Concerning plaintiffs’ proposed high-hit search strings, within 30 days Essentia is directed to determine the number of unique resources that would be identified through each of those search strings, as modified by plaintiffs, and provide that information to plaintiffs. In the interim, plaintiffs are directed to consider possible additional modifications to their proposed search strings that would address Essentia's stated objections and to prioritize their requests as to the proposed high-hit search strings.
To the extent plaintiffs’ motion is DENIED, that ruling is without prejudice to plaintiffs filing a later motion after the steps described above have been completed.
IT IS SO ORDERED.
Dated this 25th day of February, 2022.
Footnotes
The parties participated in a dispute resolution conference as required by Civil Local Rule 37.1, and following that conference, the court authorized plaintiffs to file the current motion. (Doc. 116, p. 2).
Essentia states it ran all 138 search strings that plaintiffs originally proposed. (Doc. 162, p. 8).
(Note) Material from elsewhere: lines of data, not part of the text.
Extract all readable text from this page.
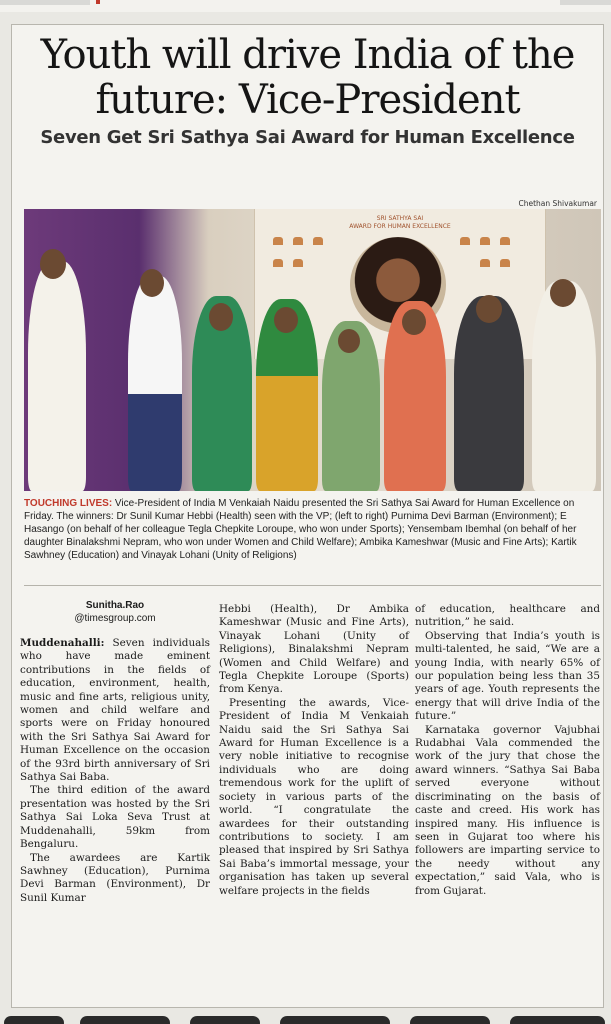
Youth will drive India of the future: Vice-President
Seven Get Sri Sathya Sai Award for Human Excellence
Chethan Shivakumar
SRI SATHYA SAI
AWARD FOR HUMAN EXCELLENCE
TOUCHING LIVES: Vice-President of India M Venkaiah Naidu presented the Sri Sathya Sai Award for Human Excellence on Friday. The winners: Dr Sunil Kumar Hebbi (Health) seen with the VP; (left to right) Purnima Devi Barman (Environment); E Hasango (on behalf of her colleague Tegla Chepkite Loroupe, who won under Sports); Yensembam Ibemhal (on behalf of her daughter Binalakshmi Nepram, who won under Women and Child Welfare); Ambika Kameshwar (Music and Fine Arts); Kartik Sawhney (Education) and Vinayak Lohani (Unity of Religions)
Sunitha.Rao
@timesgroup.com

Muddenahalli: Seven individuals who have made eminent contributions in the fields of education, environment, health, music and fine arts, religious unity, women and child welfare and sports were on Friday honoured with the Sri Sathya Sai Award for Human Excellence on the occasion of the 93rd birth anniversary of Sri Sathya Sai Baba.

The third edition of the award presentation was hosted by the Sri Sathya Sai Loka Seva Trust at Muddenahalli, 59km from Bengaluru.

The awardees are Kartik Sawhney (Education), Purnima Devi Barman (Environment), Dr Sunil Kumar

Hebbi (Health), Dr Ambika Kameshwar (Music and Fine Arts), Vinayak Lohani (Unity of Religions), Binalakshmi Nepram (Women and Child Welfare) and Tegla Chepkite Loroupe (Sports) from Kenya.

Presenting the awards, Vice-President of India M Venkaiah Naidu said the Sri Sathya Sai Award for Human Excellence is a very noble initiative to recognise individuals who are doing tremendous work for the uplift of society in various parts of the world. “I congratulate the awardees for their outstanding contributions to society. I am pleased that inspired by Sri Sathya Sai Baba’s immortal message, your organisation has taken up several welfare projects in the fields

of education, healthcare and nutrition,” he said.

Observing that India’s youth is multi-talented, he said, “We are a young India, with nearly 65% of our population being less than 35 years of age. Youth represents the energy that will drive India of the future.”

Karnataka governor Vajubhai Rudabhai Vala commended the work of the jury that chose the award winners. “Sathya Sai Baba served everyone without discriminating on the basis of caste and creed. His work has inspired many. His influence is seen in Gujarat too where his followers are imparting service to the needy without any expectation,” said Vala, who is from Gujarat.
Essentia has not explained any additional “complex technical process” that might be required if the court were to order review of documents identified through plaintiffs’ originally proposed search strings, though the court recognizes that additional search strings would need to be developed to address any modifications to the search strings that have already been run.
A numerical connector is a search function that requires search terms to appear within a specified number of terms of each other, e.g., “injectable w/3 medication.” (Doc. 162, p. 4 n.3).